Nel campo della comunicazione abbiamo assistito, in queste settimane, al valzer delle poltrone di direttore di alcuni tra i maggiori quotidiani nazionali, espressione di nuovi assetti padronali che si muovono, pur sempre, nei riservati ed ovattati salotti della grande finanza, in un contesto di concentrazioni editoriali e di incrocio di interessi vari, in capo agli stessi soggetti, che suscitano legittimi interrogativi.

Nel mondo delle imprese, si va affermando un tono aggressivo nei confronti dei pubblici poteri che, da un lato, sembra attestare la pochezza culturale di un nuovo ceto dirigente che, in quanto a stile della comunicazione, sembra dover mutuare i toni incivili della peggior opposizione politica, dall’altro pare, addirittura, voler intimidire il  governo. Nell’ambito della magistratura capita quel che sappiamo.

Sono questi i cosiddetti  “poteri forti”? Oppure c’è dell’altro?  C’e’ di meglio e di più? Per fregiarsi di essere “forti” questi poteri hanno bisogno di sentirsi “alternativi” alla politica e dimostrare di saperla asservire? Come si misura la loro forza, vera o presunta che sia?

Non è che siano poteri, secondo il classico  ed abusato schema,  forti con i deboli, immaginando, appunto, che la politica sia tale o tale la si possa ridurre ed, invece, deboli con i forti, ad esempio, se si confrontano con i loro omologhi di altri Paesi? A cominciare dal campo imprenditoriale.

In effetti, è poi la politica a debilitarsi da sola quando soggiace  volentieri ad altre entità, pur di prevalere non sui sistemi di potere che agiscono nella società civile ed a cui dovrebbe essa stessa garantire la cornice di un orientamento comune, bensì sugli altri soggetti del suo stesso campo. Cosicché chi, arruolando questa fazione o quel determinato centro di potere, quasi fosse una truppa mercenaria, vince la battaglia del momento, tutta interna al sistema politico-istituzionale, di fatto perde la guerra della propria autorevolezza. 

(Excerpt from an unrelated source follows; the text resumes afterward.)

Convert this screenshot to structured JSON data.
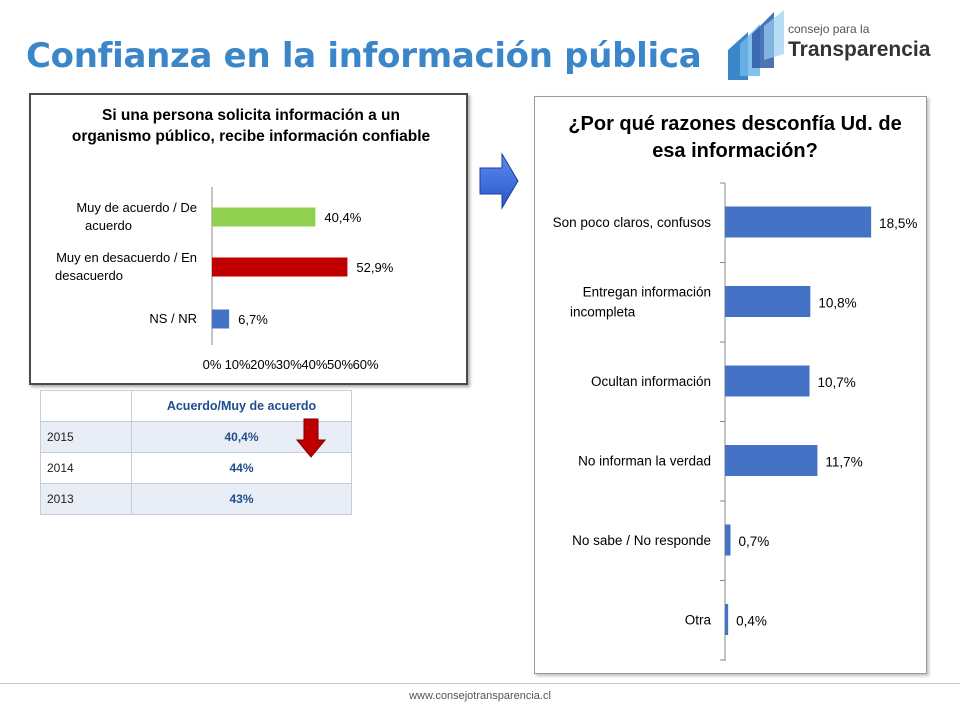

Questo recupero di una effettiva funzione di guida e di governo da parte della politica e dei pubblici poteri è tanto più necessario oggi in quel quadro di società globale da cui, qualunque cosa ne dicano i sovranisti, non di torna indietro.

Bisogna ristabilire le condizioni della “res publica”, nel senso letterale del termine. In caso contrario, ben altri poteri che spaziano ben oltre i confini nazionali degli Stati, finiranno per condurre il gioco delle nostre vite, senza traumatizzarci, anzi con manovre soffici ed avvolgenti che addomesticheranno perfino i nostri desideri. Forgiati ad uso e consumo – o meglio forgiati ” al consumo” – secondo quell’orientamento suadente – in effetti, un diktat inappellabile – che le grandi “corporations” multinazionali mettono in campo.

La “politica”, se è effettivamente tale, è un intralcio, possibilmente da rimuovere o da condizionare, da blandire o, nella peggior delle ipotesi, da comprare. Perché, per quanto male se ne possa dire, è pur sempre il luogo in cui si decide perla libertà oppure contro, per la democrazia o per una sua qualche caricatura, per la giustizia sociale o per il perdurare di divaricazioni offensive del comune senso di dignità umana.

La politica e per essa le forze  – tutte e qui concordemente – che, entro gli ordinamenti istituzionali, le danno vita  hanno almeno il compito comune di affrontare di petto la situazione, riprendere il bandolo della matassa, ristabilire la forza dei pubblici poteri, restituire il potere e la dignità che le spetta alla sovranità popolare che, così come è posta dalla Costituzione, ha con il “sovranismo” di Salvini una assonanza lessicale che non segnala alcuna parentela concettuale tra le due espressioni.

Nulla a che vedere con soluzioni centraliste o con la personalizzazione del potere, ma piuttosto con una condizione di partecipazione attiva e diffusa, di concorso popolare alla costruzione degli equilibri da ridisegnare. In questo senso, è urgente stabilire un atteggiamento di reciproco ascolto e di rispetto, di contenimento di una comunicazione politica talmente esasperata da confondere spesso i termini oggettivi delle questioni in campo, di reciproca tolleranza.

Non è questione di galateo, sia pure istituzionale, ma piuttosto di un dato che concerne, prima che i contenuti, l’etica del confronto politico, quella correttezza dei comportamenti che della politica costituisce, più di quanto non si creda, non tanto e non solo la forma, bensì soprattutto la sostanza.